The people of Hamdallaye Diéga learned more about the importance of child vaccination during the first year of their participation in Tostan’s Community Empowerment Program (CEP), which began in their community in December 2008. As in all communities that implement the CEP, participants in this village democratically-select 17 people to a Community Management Committee (CMC). Over the course of the program, CMC members and participants gained project and money management skills in addition to information about ways to improve the overall health and hygiene of the community. Inspired by this knowledge, the CMC decided to address the health challenges that their community had been facing.
Local CMC member Adama Diao explained to me that one day in 2009, the village assembled those children needing vaccines and walked early one morning to a neighboring village where the vaccines were being distributed. They waited from nine in the morning to six at night before receiving the vaccinations.
Hamdallaye Diéga’s CMC found this to be unacceptable and voiced their concerns to the head nurse at the post. This nurse is the person in charge of the health services for the area, and he was impressed by the interest in community health demonstrated by the residents of Hamdallaye Diéga. He told them that health care professionals would now come directly to their village to provide services.
Upon hearing this news, the CMC decided to use money from their community funds to construct their own health post where these services could be administered. When the head post nurse saw that the CMC considered health such a priority that they used their own funds to build this facility, he announced that the district would help them improve this health post, promising to equip it with medications and supplies.

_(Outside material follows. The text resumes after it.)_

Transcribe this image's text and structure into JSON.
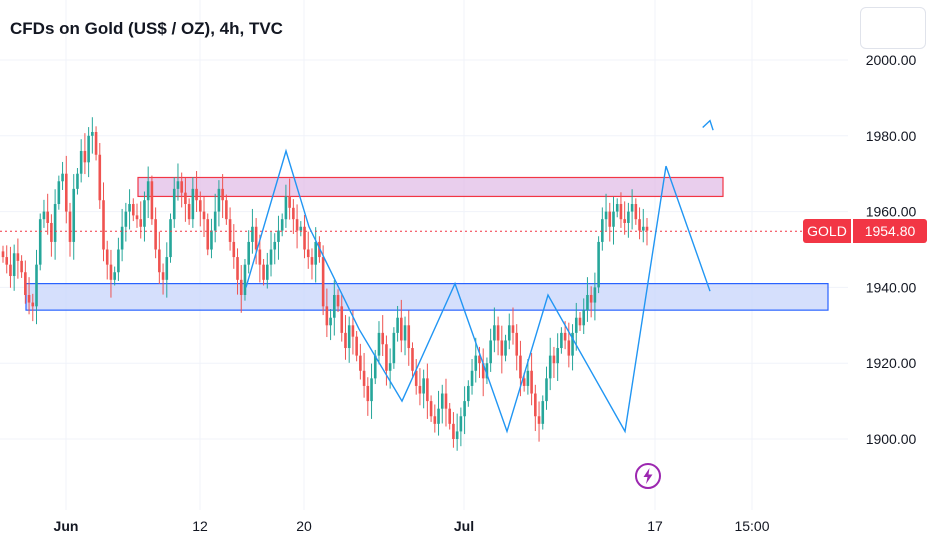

Since the construction of their health post in 2009, Hamdallaye Diéga has been receiving monthly visits from a health care professional who can administer vaccinations, conduct routine health checks, and discuss family planning. None of this would have come about without the dedication and initiative of this community’s CMC. Through their participation in Tostan’s CEP, they learned ways to improve the health of their community and to advocate for better services. The CMC was then able to construct the health post using their project and money management skills.
Hamdallaye Diéga completed the Tostan program in 2011. The progress around good health practices achieved by the community during the three years in the program has been sustained – the community’s 300 residents, as well as neighboring community members, now have regular access to health services.